C’è una cosa che Obama e tutto l’Occidente potrebbero fare per i ragazzi di Teheran: approvare misure e mettere soldi per sviluppare le tecnologie di “internet censorhip evasion” (tecniche per aggirare la censura sulla rete e non essere individuati). Detta in parole semplici: la radio Londra di internet, la radio voce della libertà della rete. Alla camera dei rappresentanti il progetto è già stato presentato, e ci sono 50 milioni da spendere per aiutare i popoli del mondo ad aggirare le loro censure. Altrettanto potrebbe fare l’Europa.
Questo detto in generale, perché per “questi” ragazzi di Teheran, per quelli di questi giorni, ora è il tempo della repressione e della fuga. Forse degli arresti e chissà altro. II silenzio è sceso, ma la loro epopea resta e fa discutere l’occidente.
Senza le rete non sarebbe esistita la lotta dei giorni scorsi, già, ma cosa sta succedendo a chi quella lotta ha animato e documentato? Su YouTube si è fermato il flusso dei filmati. Su Twitter il “canale” (dizione non esatta ma serve per capirsi) dedicato a “neda“, la ragazza uccisa nei primi giorni della rivolta è meno visibile e più rallentato.
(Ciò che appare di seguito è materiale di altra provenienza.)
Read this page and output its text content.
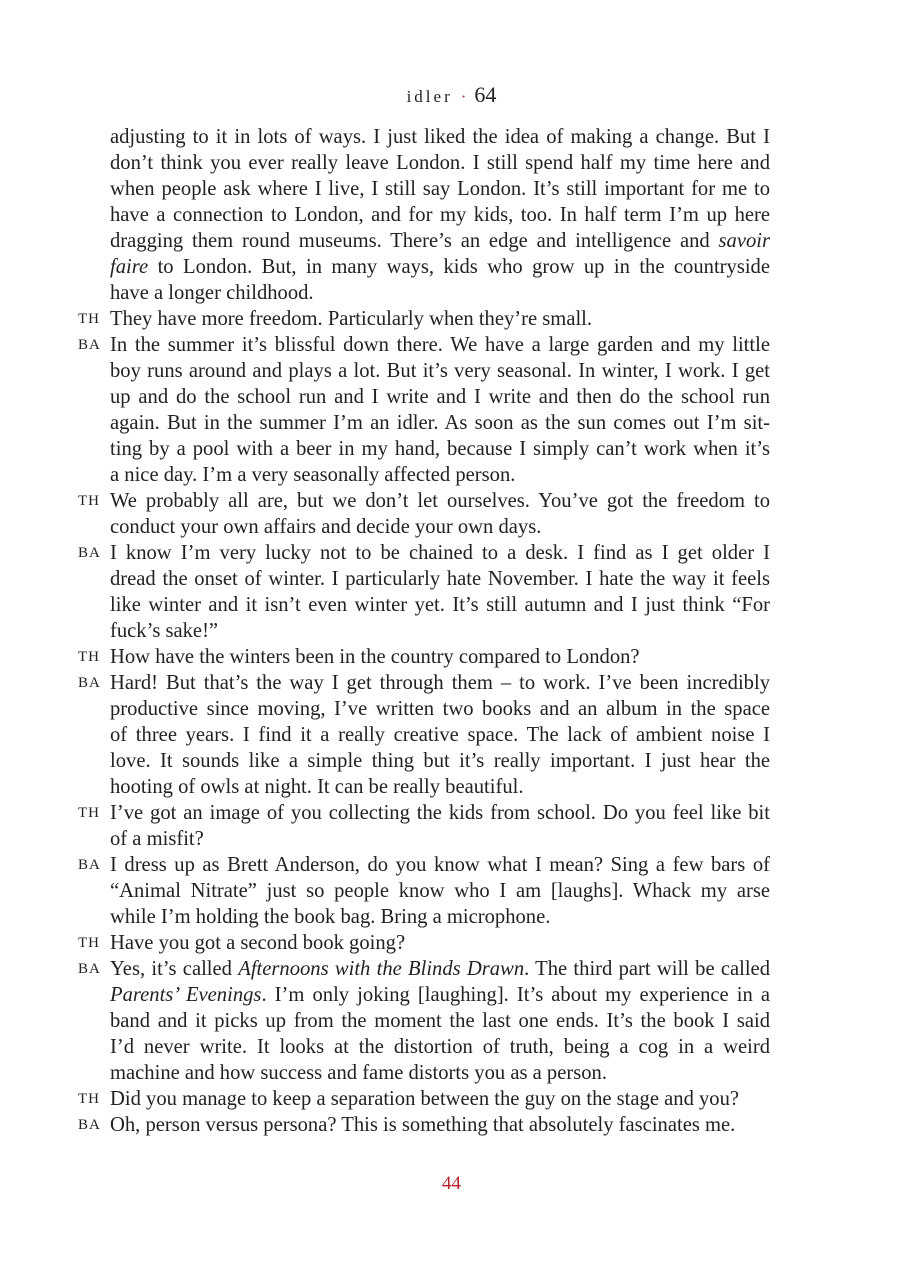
idler · 64
adjusting to it in lots of ways. I just liked the idea of making a change. But I
don’t think you ever really leave London. I still spend half my time here and
when people ask where I live, I still say London. It’s still important for me to
have a connection to London, and for my kids, too. In half term I’m up here
dragging them round museums. There’s an edge and intelligence and savoir
faire to London. But, in many ways, kids who grow up in the countryside
have a longer childhood.
TH They have more freedom. Particularly when they’re small.
BA In the summer it’s blissful down there. We have a large garden and my little
boy runs around and plays a lot. But it’s very seasonal. In winter, I work. I get
up and do the school run and I write and I write and then do the school run
again. But in the summer I’m an idler. As soon as the sun comes out I’m sit-
ting by a pool with a beer in my hand, because I simply can’t work when it’s
a nice day. I’m a very seasonally affected person.
TH We probably all are, but we don’t let ourselves. You’ve got the freedom to
conduct your own affairs and decide your own days.
BA I know I’m very lucky not to be chained to a desk. I find as I get older I
dread the onset of winter. I particularly hate November. I hate the way it feels
like winter and it isn’t even winter yet. It’s still autumn and I just think “For
fuck’s sake!”
TH How have the winters been in the country compared to London?
BA Hard! But that’s the way I get through them – to work. I’ve been incredibly
productive since moving, I’ve written two books and an album in the space
of three years. I find it a really creative space. The lack of ambient noise I
love. It sounds like a simple thing but it’s really important. I just hear the
hooting of owls at night. It can be really beautiful.
TH I’ve got an image of you collecting the kids from school. Do you feel like bit
of a misfit?
BA I dress up as Brett Anderson, do you know what I mean? Sing a few bars of
“Animal Nitrate” just so people know who I am [laughs]. Whack my arse
while I’m holding the book bag. Bring a microphone.
TH Have you got a second book going?
BA Yes, it’s called Afternoons with the Blinds Drawn. The third part will be called
Parents’ Evenings. I’m only joking [laughing]. It’s about my experience in a
band and it picks up from the moment the last one ends. It’s the book I said
I’d never write. It looks at the distortion of truth, being a cog in a weird
machine and how success and fame distorts you as a person.
TH Did you manage to keep a separation between the guy on the stage and you?
BA Oh, person versus persona? This is something that absolutely fascinates me.
44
Resistono “Iran” e “Iranelection” (attorno a questo tag è nato il canale dell’oppositore Moussavi), ma si tratta di messaggi di solidarietà, scarseggiano le testimonianze. Perlomeno fino a quando si parla di messaggi in inglese – chi scrive ammette di non aver controllato messaggi e canali in lingua farsi.
Non ci sono tracce di persiankiwi, molto attivo nei giorni scorsi. In uno degli ultimi messaggi dice: “Devo scappare, hanno trovato uno dei miei”. Resiste il blog Revolutionary road. Altri scrivono ogni tanto, ma senza dare mai troppi particolari, hanno evidentemente paura di essere individuati.